We are a federal republic. Let the states decide. Lots of states will decide to do it the same way as one another, most likely based on latitude and climate. I get the benefit of knowing everyone's work schedule is based on the same clock - but we also just came out of two years' worth of home offices for those who work in offices and are a couple of decades in to "professionals'" being always in contact with work even in line at Disneyland (I'll never forget the time my husband had to join a conference call while we were waiting for the Dumbo ride), thanks to our phones. It's more complicated for jobsite work, but it's also a custom of long standing now that if your clients are in a different timezone, your work operates on that timezone too, even if it's across the world.

Art in LA said...

If we are going to make the change to "saving time," I'm with Jaime, shift 30 minutes for the entire year and be done with it. India is a giant country that is 30 minutes off from most. We can join them.

If we’re keeping the current time change system (Spring forward, Fall back), I suggest we move forward or back on Saturday 2am instead of Sunday 2am. This will give everyone a couple of days to adjust before the work week starts.

Old and slow said...

I lived in Ireland for many years and hated the clock changing nonsense. Yes, days are short in winter and long in summer. I gather that they have now had to settle on a single clock setting (EU rules I believe). How has it worked out in Ireland?

Christopher B said...

I will again say the problem is less the changes, admitting there are people who want one or other permanently, than the timing of the changes post 2007.

After the Winter Solstice, more daylight is added after noon than before noon each day. In Louisville (admitted a little odd since we're on the western edge of the Eastern Time Zone) on 12 March the sun is setting *an hour and twenty minutes* later than on 21 December but sunrise is less than an hour earlier. That means when we spring ahead on 13 March, we prolong the period where the sun rises after most people get up without really gaining anything that wasn't already happening naturally. The traditional change at the end of March comes after the sunrise has advanced faster than sunset. On 31 March sunrise comes over twenty minutes earlier than on 12 March. The same thing happens in reverse in October with the sunset happening almost immediately at the end of the work day instead of diminishing gradually if we returned to standard time two weeks earlier.

NorthOfTheOneOhOne said...

A few thoughts:

1) I hate the DST change because it puts Arizona three hours behind the East Coast instead of two.

2) The school kids thing was a problem in the 1970's. More kids walked to school in those days, very few do that now.

3) I don't know why they're crying about it being dark. I get up when it's still dark most days. I grew up on the East Coast and can well remember the sun rising about 6:30 AM, but it not getting full light until close to 9 AM because of the tree line. I guess if you live NYC or DC you don't crawl out of bed until 8 AM or so.

MadisonMan said...

Wouldn't a redefinition of the second/minute/hour solve everything?

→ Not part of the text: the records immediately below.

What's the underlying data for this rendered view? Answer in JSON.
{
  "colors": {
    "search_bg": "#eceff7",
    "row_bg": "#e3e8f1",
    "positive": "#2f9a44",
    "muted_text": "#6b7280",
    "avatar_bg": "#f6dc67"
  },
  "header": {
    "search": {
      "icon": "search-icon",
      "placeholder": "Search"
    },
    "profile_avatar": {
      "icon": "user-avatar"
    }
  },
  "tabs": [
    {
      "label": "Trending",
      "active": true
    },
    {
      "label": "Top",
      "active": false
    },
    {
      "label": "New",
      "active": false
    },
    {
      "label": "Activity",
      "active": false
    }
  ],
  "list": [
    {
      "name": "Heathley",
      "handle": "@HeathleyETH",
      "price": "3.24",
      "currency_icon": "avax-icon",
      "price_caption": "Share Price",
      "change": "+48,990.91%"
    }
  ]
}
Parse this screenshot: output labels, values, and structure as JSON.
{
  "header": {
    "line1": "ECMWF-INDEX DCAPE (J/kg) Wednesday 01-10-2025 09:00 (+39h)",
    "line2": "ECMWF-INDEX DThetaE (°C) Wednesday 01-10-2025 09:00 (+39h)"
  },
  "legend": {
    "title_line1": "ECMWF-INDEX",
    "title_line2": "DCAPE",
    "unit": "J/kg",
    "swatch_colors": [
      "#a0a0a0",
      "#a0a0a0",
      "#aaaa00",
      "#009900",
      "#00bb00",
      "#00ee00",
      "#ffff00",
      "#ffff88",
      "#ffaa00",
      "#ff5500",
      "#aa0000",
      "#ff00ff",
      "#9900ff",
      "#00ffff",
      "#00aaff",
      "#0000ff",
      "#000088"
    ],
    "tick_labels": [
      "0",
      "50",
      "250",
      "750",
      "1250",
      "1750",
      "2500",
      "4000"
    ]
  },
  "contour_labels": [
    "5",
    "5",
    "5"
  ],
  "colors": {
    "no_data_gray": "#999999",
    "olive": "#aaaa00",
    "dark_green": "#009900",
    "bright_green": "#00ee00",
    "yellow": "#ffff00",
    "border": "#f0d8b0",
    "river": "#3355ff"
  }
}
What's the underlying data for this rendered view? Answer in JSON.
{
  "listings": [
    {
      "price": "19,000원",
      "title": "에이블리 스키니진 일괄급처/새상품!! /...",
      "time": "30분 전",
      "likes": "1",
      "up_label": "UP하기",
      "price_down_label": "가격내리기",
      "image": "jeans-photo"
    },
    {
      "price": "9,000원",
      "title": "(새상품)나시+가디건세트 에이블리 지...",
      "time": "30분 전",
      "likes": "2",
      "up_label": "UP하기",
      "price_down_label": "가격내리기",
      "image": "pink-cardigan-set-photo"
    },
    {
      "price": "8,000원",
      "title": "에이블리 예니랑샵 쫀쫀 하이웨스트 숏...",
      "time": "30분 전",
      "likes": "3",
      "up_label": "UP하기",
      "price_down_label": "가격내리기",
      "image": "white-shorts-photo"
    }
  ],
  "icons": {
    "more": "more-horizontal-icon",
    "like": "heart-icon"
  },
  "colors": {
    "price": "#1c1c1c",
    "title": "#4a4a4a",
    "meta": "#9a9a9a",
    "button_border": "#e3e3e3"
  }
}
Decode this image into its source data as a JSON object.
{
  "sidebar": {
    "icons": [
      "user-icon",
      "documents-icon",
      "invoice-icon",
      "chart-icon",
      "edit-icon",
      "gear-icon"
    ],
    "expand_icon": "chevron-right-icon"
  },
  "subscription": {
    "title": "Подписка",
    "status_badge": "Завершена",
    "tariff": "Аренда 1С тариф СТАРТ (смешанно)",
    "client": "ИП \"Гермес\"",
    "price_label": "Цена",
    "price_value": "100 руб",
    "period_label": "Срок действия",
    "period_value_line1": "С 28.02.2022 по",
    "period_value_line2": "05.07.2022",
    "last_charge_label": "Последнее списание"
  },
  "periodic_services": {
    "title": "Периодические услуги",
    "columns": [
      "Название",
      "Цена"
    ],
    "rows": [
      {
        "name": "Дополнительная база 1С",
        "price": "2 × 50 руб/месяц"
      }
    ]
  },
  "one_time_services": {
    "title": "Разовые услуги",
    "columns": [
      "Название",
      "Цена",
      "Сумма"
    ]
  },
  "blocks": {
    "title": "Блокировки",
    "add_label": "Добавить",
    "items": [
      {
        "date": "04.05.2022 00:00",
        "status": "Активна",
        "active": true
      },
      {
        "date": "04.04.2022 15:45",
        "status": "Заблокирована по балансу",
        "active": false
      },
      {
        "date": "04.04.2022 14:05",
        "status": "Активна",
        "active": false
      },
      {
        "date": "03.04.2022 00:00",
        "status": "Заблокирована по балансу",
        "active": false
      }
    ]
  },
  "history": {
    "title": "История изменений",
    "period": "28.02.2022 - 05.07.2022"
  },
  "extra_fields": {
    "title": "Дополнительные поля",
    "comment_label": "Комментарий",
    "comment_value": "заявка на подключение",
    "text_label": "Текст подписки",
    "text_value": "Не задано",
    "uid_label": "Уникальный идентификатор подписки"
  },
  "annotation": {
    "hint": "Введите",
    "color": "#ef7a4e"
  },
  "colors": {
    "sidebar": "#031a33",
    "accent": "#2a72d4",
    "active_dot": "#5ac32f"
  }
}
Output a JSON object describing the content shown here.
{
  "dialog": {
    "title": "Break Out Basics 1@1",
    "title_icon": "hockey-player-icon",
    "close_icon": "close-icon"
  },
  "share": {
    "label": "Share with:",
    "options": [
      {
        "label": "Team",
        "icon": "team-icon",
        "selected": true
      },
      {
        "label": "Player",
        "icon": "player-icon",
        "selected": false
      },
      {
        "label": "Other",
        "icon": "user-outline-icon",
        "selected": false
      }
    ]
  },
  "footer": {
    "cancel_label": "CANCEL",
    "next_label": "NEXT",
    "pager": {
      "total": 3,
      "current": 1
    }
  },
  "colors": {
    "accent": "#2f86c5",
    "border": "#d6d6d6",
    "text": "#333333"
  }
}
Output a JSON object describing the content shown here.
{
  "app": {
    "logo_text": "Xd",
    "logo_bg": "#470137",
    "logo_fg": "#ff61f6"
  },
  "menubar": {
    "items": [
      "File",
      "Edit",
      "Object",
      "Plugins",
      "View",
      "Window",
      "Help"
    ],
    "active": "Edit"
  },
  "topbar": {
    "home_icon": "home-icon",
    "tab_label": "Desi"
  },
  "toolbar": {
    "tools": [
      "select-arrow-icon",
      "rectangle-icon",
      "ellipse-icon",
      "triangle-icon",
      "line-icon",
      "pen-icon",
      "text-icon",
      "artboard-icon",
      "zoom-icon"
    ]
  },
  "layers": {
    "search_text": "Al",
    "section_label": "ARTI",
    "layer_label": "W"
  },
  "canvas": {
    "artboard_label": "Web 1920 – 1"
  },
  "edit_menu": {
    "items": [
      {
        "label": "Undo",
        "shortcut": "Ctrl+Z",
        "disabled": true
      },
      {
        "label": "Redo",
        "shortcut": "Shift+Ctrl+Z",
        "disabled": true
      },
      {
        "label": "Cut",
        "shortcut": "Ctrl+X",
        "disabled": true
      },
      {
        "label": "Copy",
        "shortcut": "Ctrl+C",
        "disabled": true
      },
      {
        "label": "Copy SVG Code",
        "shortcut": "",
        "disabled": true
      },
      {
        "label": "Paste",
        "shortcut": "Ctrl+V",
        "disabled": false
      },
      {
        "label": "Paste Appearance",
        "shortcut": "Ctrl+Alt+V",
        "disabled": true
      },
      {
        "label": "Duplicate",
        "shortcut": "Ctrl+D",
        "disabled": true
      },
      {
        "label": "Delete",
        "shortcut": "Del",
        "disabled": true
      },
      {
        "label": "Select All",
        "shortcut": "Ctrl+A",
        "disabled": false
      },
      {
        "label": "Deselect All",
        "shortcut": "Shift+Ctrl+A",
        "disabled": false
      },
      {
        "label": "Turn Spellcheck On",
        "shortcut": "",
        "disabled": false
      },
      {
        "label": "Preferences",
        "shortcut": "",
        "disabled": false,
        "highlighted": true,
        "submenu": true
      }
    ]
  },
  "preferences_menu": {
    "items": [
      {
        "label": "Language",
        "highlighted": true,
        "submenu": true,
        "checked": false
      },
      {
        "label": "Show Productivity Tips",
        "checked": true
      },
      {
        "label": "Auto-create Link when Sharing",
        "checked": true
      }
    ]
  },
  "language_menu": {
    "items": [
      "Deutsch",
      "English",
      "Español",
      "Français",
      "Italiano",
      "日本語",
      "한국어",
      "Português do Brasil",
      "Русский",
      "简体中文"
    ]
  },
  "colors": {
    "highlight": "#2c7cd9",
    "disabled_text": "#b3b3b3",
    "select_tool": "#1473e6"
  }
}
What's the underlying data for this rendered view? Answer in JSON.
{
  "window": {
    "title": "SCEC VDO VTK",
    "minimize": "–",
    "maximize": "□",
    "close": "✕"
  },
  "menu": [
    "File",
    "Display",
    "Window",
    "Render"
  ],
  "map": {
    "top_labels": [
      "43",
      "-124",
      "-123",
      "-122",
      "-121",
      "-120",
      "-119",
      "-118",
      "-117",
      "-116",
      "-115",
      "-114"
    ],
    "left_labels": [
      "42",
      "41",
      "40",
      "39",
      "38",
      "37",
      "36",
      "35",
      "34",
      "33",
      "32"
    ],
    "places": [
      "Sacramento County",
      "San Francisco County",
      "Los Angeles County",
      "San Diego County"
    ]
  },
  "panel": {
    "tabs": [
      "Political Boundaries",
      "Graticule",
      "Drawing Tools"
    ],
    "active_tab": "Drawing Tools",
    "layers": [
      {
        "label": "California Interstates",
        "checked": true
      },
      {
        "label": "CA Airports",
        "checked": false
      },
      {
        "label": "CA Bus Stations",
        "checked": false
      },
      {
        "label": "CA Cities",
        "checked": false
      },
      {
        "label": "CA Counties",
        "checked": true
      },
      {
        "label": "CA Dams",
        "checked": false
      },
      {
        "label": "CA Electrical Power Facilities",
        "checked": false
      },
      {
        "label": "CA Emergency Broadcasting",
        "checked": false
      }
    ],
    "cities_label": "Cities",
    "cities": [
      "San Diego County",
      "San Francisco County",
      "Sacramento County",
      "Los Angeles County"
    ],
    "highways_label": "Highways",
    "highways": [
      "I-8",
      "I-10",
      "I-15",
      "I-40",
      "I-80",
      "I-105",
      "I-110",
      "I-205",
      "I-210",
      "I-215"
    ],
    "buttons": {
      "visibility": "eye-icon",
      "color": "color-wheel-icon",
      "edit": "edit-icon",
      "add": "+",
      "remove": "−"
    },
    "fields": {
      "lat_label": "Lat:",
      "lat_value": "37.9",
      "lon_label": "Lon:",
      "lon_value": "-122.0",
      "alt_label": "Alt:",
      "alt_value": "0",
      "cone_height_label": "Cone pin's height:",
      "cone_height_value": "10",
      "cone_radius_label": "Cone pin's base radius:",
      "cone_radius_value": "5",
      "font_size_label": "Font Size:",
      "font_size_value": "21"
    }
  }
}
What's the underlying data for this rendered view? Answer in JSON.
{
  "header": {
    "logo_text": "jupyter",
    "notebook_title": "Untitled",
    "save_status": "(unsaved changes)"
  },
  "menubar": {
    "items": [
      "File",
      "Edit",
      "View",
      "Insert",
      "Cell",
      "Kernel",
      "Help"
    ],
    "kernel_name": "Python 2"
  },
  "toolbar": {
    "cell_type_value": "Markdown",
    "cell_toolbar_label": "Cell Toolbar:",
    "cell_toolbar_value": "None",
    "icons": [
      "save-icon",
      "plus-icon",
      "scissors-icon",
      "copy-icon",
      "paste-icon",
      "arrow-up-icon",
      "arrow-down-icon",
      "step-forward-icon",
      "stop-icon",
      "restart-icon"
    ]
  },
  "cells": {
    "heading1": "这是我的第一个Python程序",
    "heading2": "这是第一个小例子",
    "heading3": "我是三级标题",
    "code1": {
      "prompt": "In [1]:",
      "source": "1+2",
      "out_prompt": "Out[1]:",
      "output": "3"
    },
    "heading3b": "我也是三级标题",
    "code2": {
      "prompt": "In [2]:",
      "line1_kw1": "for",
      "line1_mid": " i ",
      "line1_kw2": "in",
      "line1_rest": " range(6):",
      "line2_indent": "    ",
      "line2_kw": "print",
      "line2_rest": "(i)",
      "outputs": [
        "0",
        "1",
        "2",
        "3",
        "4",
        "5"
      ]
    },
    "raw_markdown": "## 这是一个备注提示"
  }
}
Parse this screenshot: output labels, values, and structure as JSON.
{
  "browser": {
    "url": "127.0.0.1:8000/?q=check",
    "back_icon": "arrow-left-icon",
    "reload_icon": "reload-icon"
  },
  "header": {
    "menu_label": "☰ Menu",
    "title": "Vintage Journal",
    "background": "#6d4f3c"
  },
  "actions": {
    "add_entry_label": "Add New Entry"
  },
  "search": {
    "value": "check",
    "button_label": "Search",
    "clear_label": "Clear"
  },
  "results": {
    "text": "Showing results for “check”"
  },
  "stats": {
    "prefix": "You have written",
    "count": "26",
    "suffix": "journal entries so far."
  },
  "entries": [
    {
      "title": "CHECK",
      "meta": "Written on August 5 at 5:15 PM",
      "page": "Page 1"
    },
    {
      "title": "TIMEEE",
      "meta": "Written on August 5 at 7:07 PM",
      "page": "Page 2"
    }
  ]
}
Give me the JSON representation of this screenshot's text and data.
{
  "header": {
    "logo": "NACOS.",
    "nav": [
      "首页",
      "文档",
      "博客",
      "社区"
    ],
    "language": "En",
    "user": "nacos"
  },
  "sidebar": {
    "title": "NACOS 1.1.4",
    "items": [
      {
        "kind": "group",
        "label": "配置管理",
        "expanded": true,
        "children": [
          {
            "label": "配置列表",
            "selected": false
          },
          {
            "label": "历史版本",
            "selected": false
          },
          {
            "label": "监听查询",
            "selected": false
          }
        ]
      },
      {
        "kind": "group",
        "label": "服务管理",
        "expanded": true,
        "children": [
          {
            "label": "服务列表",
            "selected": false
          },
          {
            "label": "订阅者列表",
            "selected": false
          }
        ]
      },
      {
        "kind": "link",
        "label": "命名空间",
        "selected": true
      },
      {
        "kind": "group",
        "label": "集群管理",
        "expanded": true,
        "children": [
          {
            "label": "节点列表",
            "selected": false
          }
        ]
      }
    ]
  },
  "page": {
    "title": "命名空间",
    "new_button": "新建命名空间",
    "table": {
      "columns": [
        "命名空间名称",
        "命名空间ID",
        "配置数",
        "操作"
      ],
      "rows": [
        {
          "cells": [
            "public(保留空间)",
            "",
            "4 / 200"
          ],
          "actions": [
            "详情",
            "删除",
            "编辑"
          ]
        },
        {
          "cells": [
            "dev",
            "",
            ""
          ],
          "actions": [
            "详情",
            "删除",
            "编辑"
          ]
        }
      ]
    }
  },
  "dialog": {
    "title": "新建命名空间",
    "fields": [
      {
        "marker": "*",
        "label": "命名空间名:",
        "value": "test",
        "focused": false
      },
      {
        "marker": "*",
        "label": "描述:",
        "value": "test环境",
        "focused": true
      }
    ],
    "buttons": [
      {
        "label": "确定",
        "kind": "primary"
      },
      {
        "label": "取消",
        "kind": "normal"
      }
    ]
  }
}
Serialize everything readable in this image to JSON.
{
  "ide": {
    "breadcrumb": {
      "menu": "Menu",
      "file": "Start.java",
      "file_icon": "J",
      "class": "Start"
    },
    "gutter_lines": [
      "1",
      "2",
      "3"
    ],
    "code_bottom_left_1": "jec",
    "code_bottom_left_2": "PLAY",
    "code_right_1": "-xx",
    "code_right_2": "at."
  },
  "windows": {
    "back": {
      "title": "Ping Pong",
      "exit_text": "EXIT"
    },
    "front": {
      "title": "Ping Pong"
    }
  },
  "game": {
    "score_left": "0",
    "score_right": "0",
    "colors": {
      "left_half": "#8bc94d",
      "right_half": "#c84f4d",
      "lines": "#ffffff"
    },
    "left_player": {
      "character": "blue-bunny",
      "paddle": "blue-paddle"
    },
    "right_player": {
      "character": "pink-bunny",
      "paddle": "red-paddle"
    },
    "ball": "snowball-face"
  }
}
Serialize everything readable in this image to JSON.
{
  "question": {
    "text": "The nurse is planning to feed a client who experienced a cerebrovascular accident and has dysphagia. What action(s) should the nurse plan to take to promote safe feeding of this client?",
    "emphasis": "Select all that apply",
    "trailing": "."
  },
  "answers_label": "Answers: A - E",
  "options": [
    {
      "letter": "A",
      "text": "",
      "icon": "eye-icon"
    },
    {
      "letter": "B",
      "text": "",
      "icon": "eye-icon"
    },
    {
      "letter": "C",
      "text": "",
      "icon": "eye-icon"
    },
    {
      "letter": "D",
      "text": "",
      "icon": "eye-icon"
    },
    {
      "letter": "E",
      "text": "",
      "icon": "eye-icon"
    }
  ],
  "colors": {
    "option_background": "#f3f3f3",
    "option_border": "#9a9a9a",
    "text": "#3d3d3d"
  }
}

Have hours be shorter in the daytime, and longer at night. A sunlit day could be defined as 16 hours long in the winter if each minute was defined as 30 seconds. Then at night, each minute would be defined as two minutes long. Presto! 12 hours or so of sunlight in the daytime in winter.

Science is your friend.

D.D. Driver said...

I live in Wisconsin. Sometimes its dark in the morning. Sometimes its dark in the early afternoon.

There is decades of research that schools start too early. Especially for teenagers. If this encourages schools to start later that would be wonderful. But first, we need to confront the ugly truth that a child's educational needs and a parents childcare needs are not always in alignment.

Having spoken up at meetings on this issue, it's very easy for parents (and teachers) to poo poo "the science" when they don't like it.

Original Mike said...

Blogger Yancey Ward said..."Well, look on the bright side- when winter disappears due to global warming, the kids will at least be warm while waiting for the bus in the dark."

I think global warming will make it dark all the time. At least, that's what I heard.

Ann Althouse said...

"I love Daylight Savings Time and will be happy if we change over to it permanently. I hate that it gets so dark so early in the Fall and Winter."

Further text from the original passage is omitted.